Des solutions durables pour le relèvement précoce des personnes déplacées internes et retournées

29 avr. 2016

© PNUD Burundi / Patrice Brizard / 2016 - Ouverture de l’atelier par M. Paolo Lembo, Coordonnateur résident a. i. du Système des Nations Unies au Burundi et par Son Excellence M. Martin Nivyabandi, Ministre des Droits de la Personne Humaine, des Affaires Sociales et du Genre.

Par Patrice Brizard

Du 27 au 29 avril  2016 s’est déroulé à Bujumbura, Burundi, un atelier sur les solutions durables et le relèvement précoce des personnes déplacées internes et retournées. Cet atelier, organisé par le Ministère des Droits de la Personne Humaine, des Affaires Sociales et du Genre (MPHASG), en collaboration avec le Bureau du Coordonnateur résident du Système des Nations Unies, le PNUD, l’UNICEF et l’UNHCR a rassemblé à la fois des partenaires du gouvernement, des administrations provinciales et communales, des agences du Système des Nations Unies, des ONG nationales et internationales.

La question des solutions durables n’est pas nouvelle au Burundi ; en 2010, le gouvernement a adopté une Stratégie nationale de réintégration socio-économique des personnes affectées par le conflit. Jusqu’en 2014, sa mise en œuvre a débouché sur de nombreuses réalisations pour la réintégration des rapatriés, des déplacés et des démobilisés. Toutefois, en 2015, une évaluation de ses résultats a montré que des défis perdurent comme l’offre d’abris durables ; l’accès à la terre et au droit de propriété des rapatriés et expulsés ; les difficultés pour les déplacés internes à retourner sur leur colline d’origine ; et la réintégration difficile des démobilisés et handicapés.

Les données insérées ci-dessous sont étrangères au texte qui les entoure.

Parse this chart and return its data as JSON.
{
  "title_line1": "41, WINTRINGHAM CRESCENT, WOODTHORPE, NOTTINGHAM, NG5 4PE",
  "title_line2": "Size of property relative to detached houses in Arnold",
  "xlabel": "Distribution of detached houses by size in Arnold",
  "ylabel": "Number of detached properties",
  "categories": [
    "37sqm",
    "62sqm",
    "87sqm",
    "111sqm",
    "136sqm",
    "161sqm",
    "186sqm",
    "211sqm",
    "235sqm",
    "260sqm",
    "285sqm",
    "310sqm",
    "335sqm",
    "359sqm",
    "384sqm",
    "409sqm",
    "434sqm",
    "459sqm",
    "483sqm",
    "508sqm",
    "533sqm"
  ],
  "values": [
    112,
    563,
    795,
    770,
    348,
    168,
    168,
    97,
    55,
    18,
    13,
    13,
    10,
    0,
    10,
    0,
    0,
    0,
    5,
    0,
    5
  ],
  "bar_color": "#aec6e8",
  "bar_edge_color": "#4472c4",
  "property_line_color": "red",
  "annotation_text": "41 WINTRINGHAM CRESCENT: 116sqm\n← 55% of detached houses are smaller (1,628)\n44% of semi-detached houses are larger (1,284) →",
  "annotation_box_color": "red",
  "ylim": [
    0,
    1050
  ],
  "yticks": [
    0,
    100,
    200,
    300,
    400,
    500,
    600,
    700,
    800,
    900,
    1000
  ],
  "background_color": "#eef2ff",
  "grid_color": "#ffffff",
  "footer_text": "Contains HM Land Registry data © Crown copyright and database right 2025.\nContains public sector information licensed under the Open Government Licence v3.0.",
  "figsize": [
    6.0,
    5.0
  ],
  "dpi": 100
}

Phase humanitaire et phase de relèvement précoce

« Aujourd’hui, l’heure  du  bilan a sonné », a déclaré le Coordonnateur résident du Système des Nations Unies au Burundi, M. Paolo Lembo. « Il s’agit de tirer des leçons de cette expérience : qu’avons-nous réussi et comment ? Et où avons-nous échoué et pourquoi ? ». Le gouvernement et ses partenaires de développement ont donc conjointement décidé d’actualiser la Stratégie nationale et d’élaborer une stratégie consensuelle de solutions durables et de relèvement précoce en faveur des personnes déplacées internes et retournées. Une actualisation qui s’avère d’autant plus urgente que « le Burundi a connu, en 2015, une crise politico-sécuritaire et des intempéries climatiques sévères qui ont entraîné des déplacements de population, à l’intérieur et à l’extérieur du pays, créant ainsi des nouveaux réfugiés et des nouveaux déplacés qui auront besoin d’être réintégrés », a déclaré à son tour M. Martin Nivyabandi, Ministre des Droits de la Personne Humaine, des Affaires Sociales et du Genre.

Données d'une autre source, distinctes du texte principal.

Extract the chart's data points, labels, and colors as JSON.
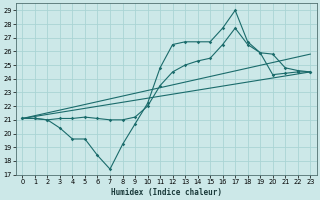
{
  "xlabel": "Humidex (Indice chaleur)",
  "bg_color": "#cce8e8",
  "line_color": "#1a6b6b",
  "grid_color": "#aad4d4",
  "xlim": [
    -0.5,
    23.5
  ],
  "ylim": [
    17,
    29.5
  ],
  "xticks": [
    0,
    1,
    2,
    3,
    4,
    5,
    6,
    7,
    8,
    9,
    10,
    11,
    12,
    13,
    14,
    15,
    16,
    17,
    18,
    19,
    20,
    21,
    22,
    23
  ],
  "yticks": [
    17,
    18,
    19,
    20,
    21,
    22,
    23,
    24,
    25,
    26,
    27,
    28,
    29
  ],
  "line_jagged": {
    "x": [
      0,
      1,
      2,
      3,
      4,
      5,
      6,
      7,
      8,
      9,
      10,
      11,
      12,
      13,
      14,
      15,
      16,
      17,
      18,
      19,
      20,
      21,
      22,
      23
    ],
    "y": [
      21.1,
      21.1,
      21.0,
      20.4,
      19.6,
      19.6,
      18.4,
      17.4,
      19.2,
      20.7,
      22.2,
      24.8,
      26.5,
      26.7,
      26.7,
      26.7,
      27.7,
      29.0,
      26.7,
      25.9,
      24.3,
      24.4,
      24.5,
      24.5
    ]
  },
  "line_upper": {
    "x": [
      0,
      1,
      2,
      3,
      4,
      5,
      6,
      7,
      8,
      9,
      10,
      11,
      12,
      13,
      14,
      15,
      16,
      17,
      18,
      19,
      20,
      21,
      22,
      23
    ],
    "y": [
      21.1,
      21.1,
      21.0,
      21.1,
      21.1,
      21.2,
      21.1,
      21.0,
      21.0,
      21.2,
      22.0,
      23.5,
      24.5,
      25.0,
      25.3,
      25.5,
      26.5,
      27.7,
      26.5,
      25.9,
      25.8,
      24.8,
      24.6,
      24.5
    ]
  },
  "line_mid": {
    "x": [
      0,
      23
    ],
    "y": [
      21.1,
      25.8
    ]
  },
  "line_low": {
    "x": [
      0,
      23
    ],
    "y": [
      21.1,
      24.5
    ]
  }
}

Cet atelier est « l’occasion (pour les acteurs du développement) de joindre deux phases cruciales dans le soutien au retour des populations vers leurs communautés d’origine – une phase humanitaire pour subvenir aux besoins les plus urgents (« life saving ») et une phase dite de relèvement précoce qui vise les solutions de réintégration et de renforcement de la résilience des communautés locales à faire face au retour des déplacés et des refugiées » a ajouté M. Paolo Lembo.

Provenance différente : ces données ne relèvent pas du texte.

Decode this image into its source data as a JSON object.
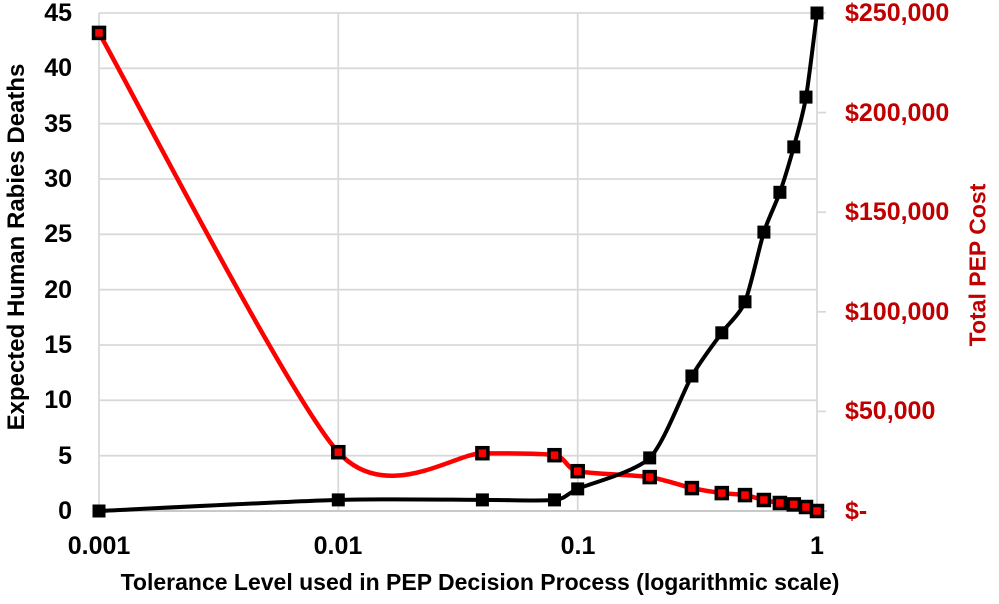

Les objectifs de cet atelier organisé en groupes de travail thématiques étaient donc de parvenir à une meilleure compréhension commune des enjeux ; d’identifier des solutions durables appropriées, ainsi que les risques et obstacles pouvant s’opposer à leur réalisation.  À l’issue de l'atelier, 14 recommandations ont été formulées pour réviser la stratégie nationale de réintégration des personnes affectées par le conflit et parvenir à un Plan d’action pour les solutions durables et la résilience communautaire au Burundi. Parmi celles-ci on note : la mobilisation de fonds, l’accès à la terre des personnes déplacées et réfugiées, leur intégration économique, le renforcement de la sécurité et la prévention des conflits.